It seems every time we turn around a new brewery is opening on Long Island. As little as five years ago there were only a handful of places to drink locally produced craft beer, but that’s rapidly changing. Brian Zimmerman originally set out to open a farm brewery, but his research uncovered a severe lack of “homegrown” ingredients. So he shifted gears and is now launching ZBH Malting, Long Island’s first malthouse.
“There are so many farms growing Long Island hops, but only five malthouses in all of New York state,” says Zimmerman, who has a background in farming and soil conservation. About eight years ago the homebrewing bug bit Zimmerman; he began experimenting with locally grown hops and herbs. However, the nearest malthouse is 250 miles away, so Long Island grain was out of the question. “I won’t rule out opening a brewery down the line, but by producing malt I can help brewers and farmers,” says Zimmerman.
The process hasn’t been easy; with ZBH Malthouse ran into many zoning codes while looking for a home. “No one knows how to classify me because there is nothing else like it around,” says Zimmerman. The challenges haven’t stopped him though, and he currently has several farmers across the island growing crops he can eventually malt and make suitable for brewing.

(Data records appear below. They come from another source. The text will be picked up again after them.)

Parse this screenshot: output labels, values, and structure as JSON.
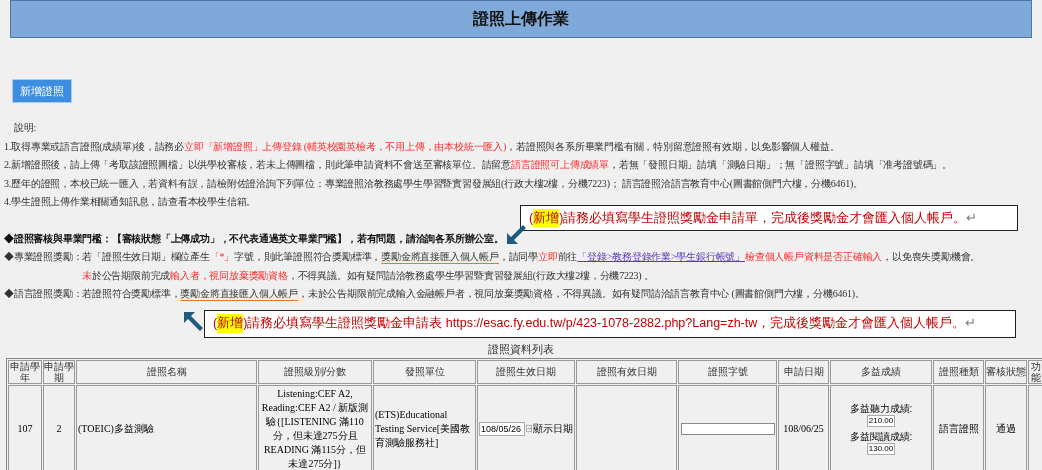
{
  "page": {
    "title": "證照上傳作業"
  },
  "toolbar": {
    "add_button": "新增證照"
  },
  "notes": {
    "heading": "說明:",
    "items": [
      [
        {
          "kind": "plain",
          "text": "1.取得專業或語言證照(成績單)後，請務必"
        },
        {
          "kind": "red",
          "text": "立即「新增證照」上傳登錄 (輔英校園英檢考，不用上傳，由本校統一匯入)"
        },
        {
          "kind": "plain",
          "text": "，若證照與各系所畢業門檻有關，特別留意證照有效期，以免影響個人權益。"
        }
      ],
      [
        {
          "kind": "plain",
          "text": "2.新增證照後，請上傳「考取該證照圖檔」以供學校審核，若未上傳圖檔，則此筆申請資料不會送至審核單位。請留意"
        },
        {
          "kind": "red",
          "text": "語言證照可上傳成績單"
        },
        {
          "kind": "plain",
          "text": "，若無「發照日期」請填「測驗日期」；無「證照字號」請填「准考證號碼」。"
        }
      ],
      [
        {
          "kind": "plain",
          "text": "3.歷年的證照，本校已統一匯入，若資料有誤，請檢附佐證洽詢下列單位：專業證照洽教務處學生學習暨實習發展組(行政大樓2樓，分機7223)； 語言證照洽語言教育中心(圖書館側門六樓，分機6461)。"
        }
      ],
      [
        {
          "kind": "plain",
          "text": "4.學生證照上傳作業相關通知訊息，請查看本校學生信箱。"
        }
      ]
    ]
  },
  "rules": [
    {
      "kind": "line",
      "segments": [
        {
          "kind": "bold",
          "text": "◆證照審核與畢業門檻：【審核狀態「上傳成功」，不代表通過英文畢業門檻】，若有問題，請洽詢各系所辦公室。"
        }
      ]
    },
    {
      "kind": "line",
      "segments": [
        {
          "kind": "plain",
          "text": "◆專業證照獎勵：若「證照生效日期」欄位產生"
        },
        {
          "kind": "red",
          "text": "「*」"
        },
        {
          "kind": "plain",
          "text": "字號，則此筆證照符合獎勵標準，"
        },
        {
          "kind": "strike",
          "text": "獎勵金將直接匯入個人帳戶"
        },
        {
          "kind": "plain",
          "text": "，請同學"
        },
        {
          "kind": "red",
          "text": "立即"
        },
        {
          "kind": "plain",
          "text": "前往"
        },
        {
          "kind": "link",
          "text": "「登錄>教務登錄作業>學生銀行帳號」"
        },
        {
          "kind": "red",
          "text": "檢查個人帳戶資料是否正確輸入"
        },
        {
          "kind": "plain",
          "text": "，以免喪失獎勵機會。"
        }
      ]
    },
    {
      "kind": "continuation",
      "segments": [
        {
          "kind": "red",
          "text": "未"
        },
        {
          "kind": "plain",
          "text": "於公告期限前完成"
        },
        {
          "kind": "red",
          "text": "輸入者，視同放棄獎勵資格"
        },
        {
          "kind": "plain",
          "text": "，不得異議。如有疑問請洽教務處學生學習暨實習發展組(行政大樓2樓，分機7223) 。"
        }
      ]
    },
    {
      "kind": "line",
      "segments": [
        {
          "kind": "plain",
          "text": "◆語言證照獎勵：若證照符合獎勵標準，"
        },
        {
          "kind": "strike",
          "text": "獎勵金將直接匯入個人帳戶"
        },
        {
          "kind": "plain",
          "text": "，未於公告期限前完成輸入金融帳戶者，視同放棄獎勵資格，不得異議。如有疑問請洽語言教育中心 (圖書館側門六樓，分機6461)。"
        }
      ]
    }
  ],
  "callouts": [
    [
      {
        "kind": "red",
        "text": "("
      },
      {
        "kind": "highlight",
        "text": "新增"
      },
      {
        "kind": "red",
        "text": ")請務必填寫學生證照獎勵金申請單，完成後獎勵金才會匯入個人帳戶。"
      },
      {
        "kind": "mark",
        "text": "↵"
      }
    ],
    [
      {
        "kind": "red",
        "text": "("
      },
      {
        "kind": "highlight",
        "text": "新增"
      },
      {
        "kind": "red",
        "text": ")請務必填寫學生證照獎勵金申請表 https://esac.fy.edu.tw/p/423-1078-2882.php?Lang=zh-tw，完成後獎勵金才會匯入個人帳戶。"
      },
      {
        "kind": "mark",
        "text": "↵"
      }
    ]
  ],
  "table": {
    "caption": "證照資料列表",
    "columns": [
      "申請學年",
      "申請學期",
      "證照名稱",
      "證照級別/分數",
      "發照單位",
      "證照生效日期",
      "證照有效日期",
      "證照字號",
      "申請日期",
      "多益成績",
      "證照種類",
      "審核狀態",
      "功能"
    ],
    "rows": [
      [
        {
          "kind": "text",
          "text": "107"
        },
        {
          "kind": "text",
          "text": "2"
        },
        {
          "kind": "left",
          "text": "(TOEIC)多益測驗"
        },
        {
          "kind": "text",
          "text": "Listening:CEF A2, Reading:CEF A2 / 新版測驗{[LISTENING 滿110分，但未達275分且READING 滿115分，但未達275分]}"
        },
        {
          "kind": "left",
          "text": "(ETS)Educational Testing Service[美國教育測驗服務社]"
        },
        {
          "kind": "date_input",
          "value": "108/05/26",
          "image_alt": "顯示日期"
        },
        {
          "kind": "empty"
        },
        {
          "kind": "input"
        },
        {
          "kind": "text",
          "text": "108/06/25"
        },
        {
          "kind": "scores",
          "items": [
            {
              "label": "多益聽力成績:",
              "value": "210.00"
            },
            {
              "label": "多益閱讀成績:",
              "value": "130.00"
            }
          ]
        },
        {
          "kind": "sans",
          "text": "語言證照"
        },
        {
          "kind": "sans",
          "text": "通過"
        },
        {
          "kind": "empty"
        }
      ]
    ]
  }
}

“It’s a fickle crop. You need the right conditions, drainage and balance,” says Zimmerman; he adds that Long Island has great soil for barley, rye and wheat. “Just like wine grapes from here are going to be different from grapes grown in the Finger Lakes, the grain will be unique due to location. It will give us a sense of terroir.” Most farmers have to rest their fields periodically, but during that time they can still grow barley. Working with ZBH will allow them to make more money while helping their soil.
Once the grain is grown and harvested, ZBH Malthouse will be responsible for turning it into malt. Zimmerman will have to build all the equipment himself, a part of the process he anxiously awaits. “That’s what I’m looking forward to,” he says. “That’s the awesome part.”
Zimmerman hopes to be operational by September, if all goes well with the zoning boards. Once the doors to the malthouse open and the equipment is up and running it will only take a few weeks to produce malt. Zimmerman will aim to supply everyone from large scale commercial breweries to homebrewers. He says, “Grain grown locally can give a sense of truly Long Island beer.”
From Wikipedia: Malt extract is frequently used in the brewing of beer. Its production begins by germinating barley grain in a process known as malting. This procedure entails immersing barley in water to encourage the grain to sprout, then drying the barley to halt the progress when the sprouting begins.